Metallicity beats sSFR: The connection between superluminous supernova host galaxy environments and the importance of metallicity for their production

TL;DR

This study shows that low metallicity, rather than high specific star formation rate, is the key factor in the production of superluminous supernovae, based on environmental and simulation analyses.

Contribution

It demonstrates that low metallicity environments are the primary condition for SLSN production, surpassing the influence of high sSFR, through combined observational and simulation data.

Findings

SLSN hosts are rarely in high-density environments.

Low metallicity is the main driver for SLSN production.

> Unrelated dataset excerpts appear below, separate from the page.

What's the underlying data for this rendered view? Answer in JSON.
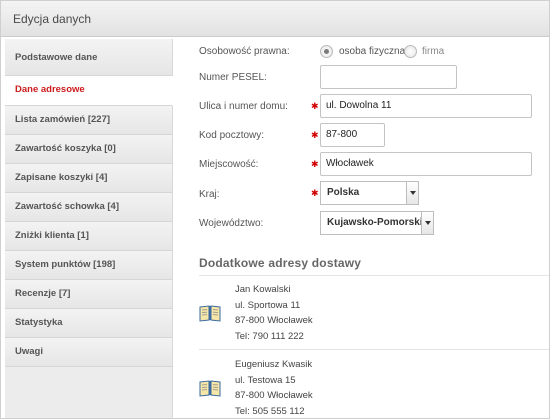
{
  "title": "Edycja danych",
  "sidebar": {
    "items": [
      {
        "label": "Podstawowe dane"
      },
      {
        "label": "Dane adresowe"
      },
      {
        "label": "Lista zamówień [227]"
      },
      {
        "label": "Zawartość koszyka [0]"
      },
      {
        "label": "Zapisane koszyki [4]"
      },
      {
        "label": "Zawartość schowka [4]"
      },
      {
        "label": "Zniżki klienta [1]"
      },
      {
        "label": "System punktów [198]"
      },
      {
        "label": "Recenzje [7]"
      },
      {
        "label": "Statystyka"
      },
      {
        "label": "Uwagi"
      }
    ],
    "active_index": 1
  },
  "form": {
    "legal_form": {
      "label": "Osobowość prawna:",
      "option_person": "osoba fizyczna",
      "option_company": "firma",
      "selected": "osoba fizyczna"
    },
    "pesel": {
      "label": "Numer PESEL:",
      "value": ""
    },
    "street": {
      "label": "Ulica i numer domu:",
      "value": "ul. Dowolna 11",
      "required": true
    },
    "postal": {
      "label": "Kod pocztowy:",
      "value": "87-800",
      "required": true
    },
    "city": {
      "label": "Miejscowość:",
      "value": "Włocławek",
      "required": true
    },
    "country": {
      "label": "Kraj:",
      "value": "Polska",
      "required": true
    },
    "voivodeship": {
      "label": "Województwo:",
      "value": "Kujawsko-Pomorskie"
    }
  },
  "additional": {
    "title": "Dodatkowe adresy dostawy",
    "addresses": [
      {
        "name": "Jan Kowalski",
        "street": "ul. Sportowa 11",
        "city": "87-800 Włocławek",
        "phone": "Tel: 790 111 222"
      },
      {
        "name": "Eugeniusz Kwasik",
        "street": "ul. Testowa 15",
        "city": "87-800 Włocławek",
        "phone": "Tel: 505 555 112"
      }
    ]
  },
  "colors": {
    "accent": "#cc1c1c",
    "required": "#d10000"
  },
  "icons": {
    "address_entry": "book-icon",
    "dropdown": "chevron-down-icon"
  }
}
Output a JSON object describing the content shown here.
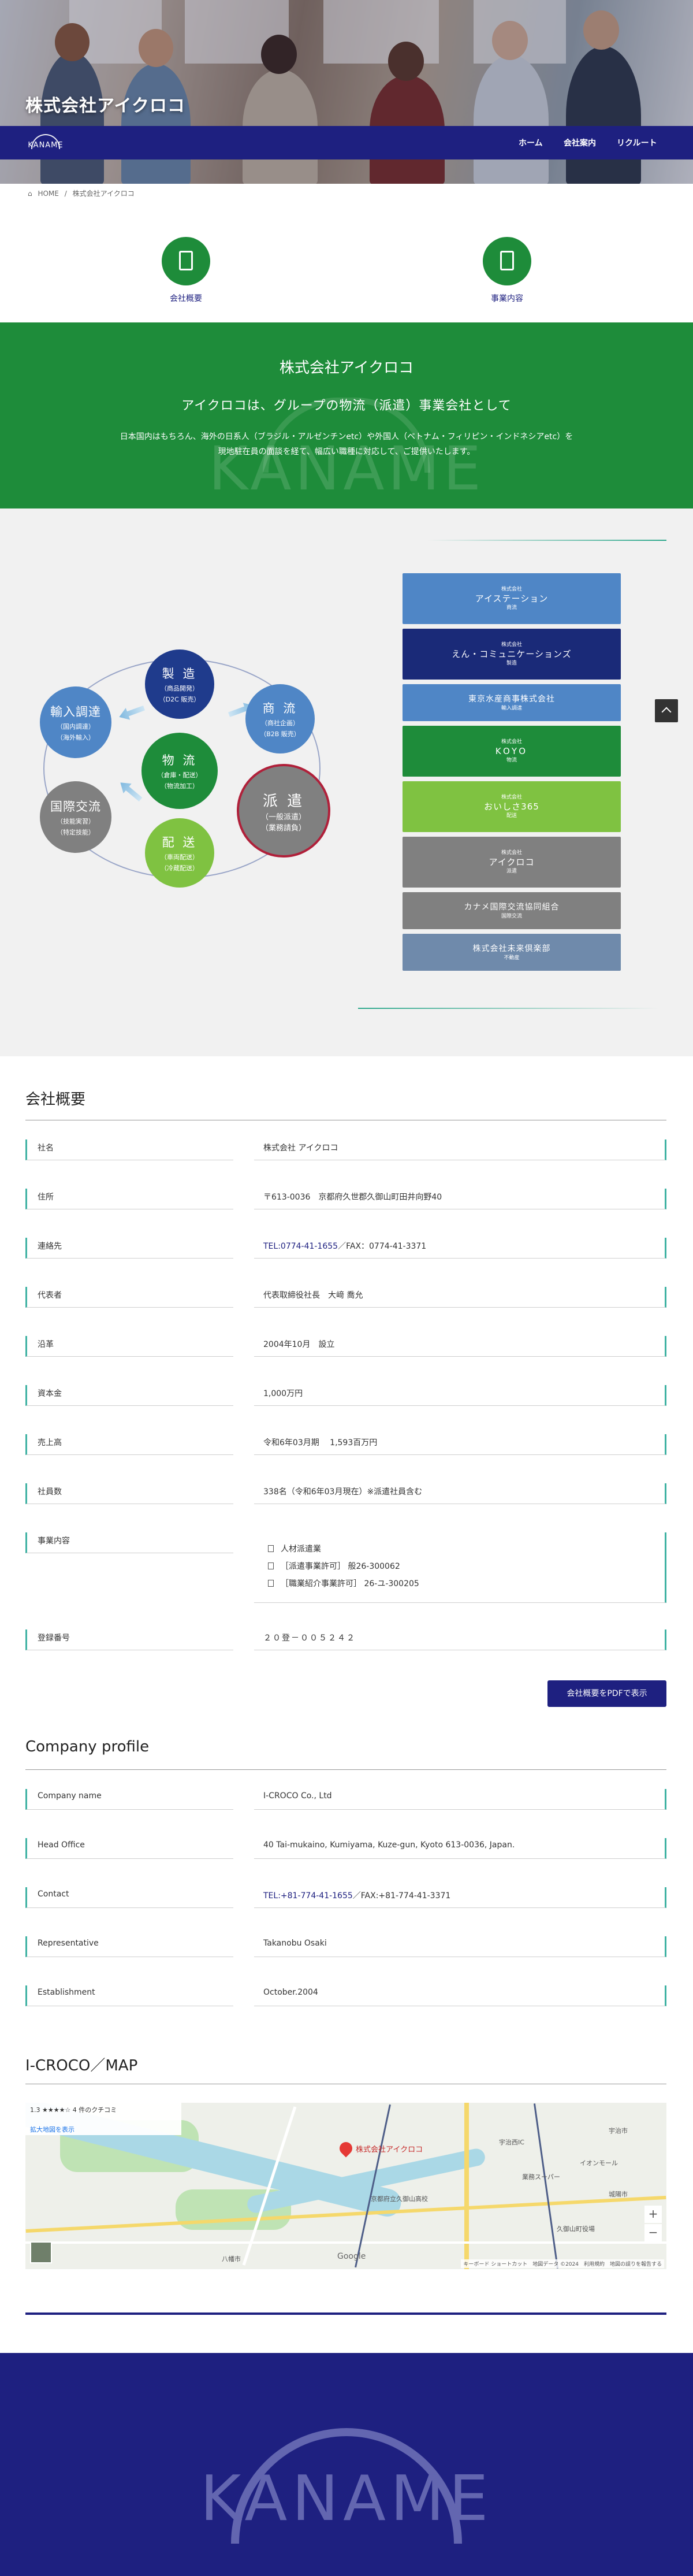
{
  "hero": {
    "title": "株式会社アイクロコ"
  },
  "nav": {
    "logo": "KANAME",
    "items": [
      "ホーム",
      "会社案内",
      "リクルート"
    ]
  },
  "breadcrumb": {
    "home": "HOME",
    "sep": "/",
    "current": "株式会社アイクロコ"
  },
  "quick_links": [
    {
      "label": "会社概要",
      "icon": "building-icon"
    },
    {
      "label": "事業内容",
      "icon": "document-icon"
    }
  ],
  "intro": {
    "title": "株式会社アイクロコ",
    "subtitle": "アイクロコは、グループの物流（派遣）事業会社として",
    "line1": "日本国内はもちろん、海外の日系人（ブラジル・アルゼンチンetc）や外国人（ベトナム・フィリピン・インドネシアetc）を",
    "line2": "現地駐在員の面談を経て、幅広い職種に対応して、ご提供いたします。",
    "watermark": "KANAME"
  },
  "diagram": {
    "nodes": [
      {
        "id": "manufacture",
        "title": "製 造",
        "sub1": "（商品開発）",
        "sub2": "（D2C 販売）",
        "color": "#1f3b8c"
      },
      {
        "id": "commerce",
        "title": "商 流",
        "sub1": "（商社企画）",
        "sub2": "（B2B 販売）",
        "color": "#4f86c6"
      },
      {
        "id": "dispatch",
        "title": "派 遣",
        "sub1": "（一般派遣）",
        "sub2": "（業務請負）",
        "color": "#808080"
      },
      {
        "id": "delivery",
        "title": "配 送",
        "sub1": "（車両配送）",
        "sub2": "（冷蔵配送）",
        "color": "#7fc241"
      },
      {
        "id": "exchange",
        "title": "国際交流",
        "sub1": "（技能実習）",
        "sub2": "（特定技能）",
        "color": "#808080"
      },
      {
        "id": "import",
        "title": "輸入調達",
        "sub1": "（国内調達）",
        "sub2": "（海外輸入）",
        "color": "#4f86c6"
      },
      {
        "id": "logistics",
        "title": "物 流",
        "sub1": "（倉庫・配送）",
        "sub2": "（物流加工）",
        "color": "#1e8c3a"
      }
    ]
  },
  "companies": [
    {
      "prefix": "株式会社",
      "name": "アイステーション",
      "tag": "商流",
      "color": "#4f86c6"
    },
    {
      "prefix": "株式会社",
      "name": "えん・コミュニケーションズ",
      "tag": "製造",
      "color": "#1a2a78"
    },
    {
      "prefix": "",
      "name": "東京水産商事株式会社",
      "tag": "輸入調達",
      "color": "#4f86c6"
    },
    {
      "prefix": "株式会社",
      "name": "KOYO",
      "tag": "物流",
      "color": "#1e8c3a"
    },
    {
      "prefix": "株式会社",
      "name": "おいしさ365",
      "tag": "配送",
      "color": "#7fc241"
    },
    {
      "prefix": "株式会社",
      "name": "アイクロコ",
      "tag": "派遣",
      "color": "#808080"
    },
    {
      "prefix": "",
      "name": "カナメ国際交流協同組合",
      "tag": "国際交流",
      "color": "#808080"
    },
    {
      "prefix": "",
      "name": "株式会社未来倶楽部",
      "tag": "不動産",
      "color": "#6f8aab"
    }
  ],
  "overview": {
    "title": "会社概要",
    "rows": [
      {
        "label": "社名",
        "value": "株式会社 アイクロコ"
      },
      {
        "label": "住所",
        "value": "〒613-0036　京都府久世郡久御山町田井向野40"
      },
      {
        "label": "連絡先",
        "value_link": "TEL:0774-41-1655",
        "value": "／FAX：0774-41-3371"
      },
      {
        "label": "代表者",
        "value": "代表取締役社長　大﨑 喬允"
      },
      {
        "label": "沿革",
        "value": "2004年10月　設立"
      },
      {
        "label": "資本金",
        "value": "1,000万円"
      },
      {
        "label": "売上高",
        "value": "令和6年03月期　 1,593百万円"
      },
      {
        "label": "社員数",
        "value": "338名（令和6年03月現在）※派遣社員含む"
      },
      {
        "label": "事業内容",
        "items": [
          "人材派遣業",
          "［派遣事業許可］ 般26-300062",
          "［職業紹介事業許可］ 26-ユ-300205"
        ]
      },
      {
        "label": "登録番号",
        "value": "２０登－００５２４２"
      }
    ],
    "pdf_button": "会社概要をPDFで表示"
  },
  "profile": {
    "title": "Company profile",
    "rows": [
      {
        "label": "Company name",
        "value": "I-CROCO Co., Ltd"
      },
      {
        "label": "Head Office",
        "value": "40 Tai-mukaino, Kumiyama, Kuze-gun, Kyoto 613-0036, Japan."
      },
      {
        "label": "Contact",
        "value_link": "TEL:+81-774-41-1655",
        "value": "／FAX:+81-774-41-3371"
      },
      {
        "label": "Representative",
        "value": "Takanobu Osaki"
      },
      {
        "label": "Establishment",
        "value": "October.2004"
      }
    ]
  },
  "map": {
    "title": "I-CROCO／MAP",
    "info_rating": "1.3 ★★★★☆ 4 件のクチコミ",
    "info_link": "拡大地図を表示",
    "pin_label": "株式会社アイクロコ",
    "labels": [
      "八幡市",
      "京都府立久御山高校",
      "久御山町役場",
      "業務スーパー",
      "イオンモール",
      "宇治西IC",
      "城陽市",
      "宇治市"
    ],
    "google": "Google",
    "attribution": "キーボード ショートカット　地図データ ©2024　利用規約　地図の誤りを報告する",
    "zoom_in": "+",
    "zoom_out": "−"
  },
  "footer": {
    "logo": "KANAME"
  }
}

High sSFR alone does not explain SLSN host environments.

Abstract

We analyse 33 Type I superluminous supernovae (SLSNe) taken from ZTF's Bright Transient Survey to investigate the local environments of their host galaxies. We use a spectroscopic sample of galaxies from the SDSS to determine the large-scale environmental density of the host galaxy. Noting that SLSNe are generally found in galaxies with low stellar masses, high star formation rates, and low metallicities, we find that SLSN hosts are also rarely found within high-density environments. Only $3\substack{+9 \\-1}$ per cent of SLSN hosts were found in regions with 2 or more bright galaxies within 2 Mpc. For comparison, we generate a sample of 662 SDSS galaxies matched to the photometric properties of the SLSN hosts. This sample is also rarely found within high-density environments, suggesting that galaxies with properties required for SLSN production favour more isolated environments. Furthermore, we select galaxies within the Illustris-TNG simulation to match SLSN host galaxy properties in colour and stellar mass. We find that the fraction of simulated galaxies in high-density environments quantitatively matches the observed SLSN hosts only if we restrict to simulated galaxies with metallicity $12+\log($O/H$) \leq 8.12$. In contrast, limiting to only the highest sSFR galaxies in the sample leads to an overabundance of SLSN hosts in high-density environments. Thus, our measurement of the environmental density of SLSN host galaxies appears to break the degeneracy between low-metallicity or high-sSFR as the driver for SLSN hosts and provides evidence that the most constraining factor on SLSN production is low-metallicity.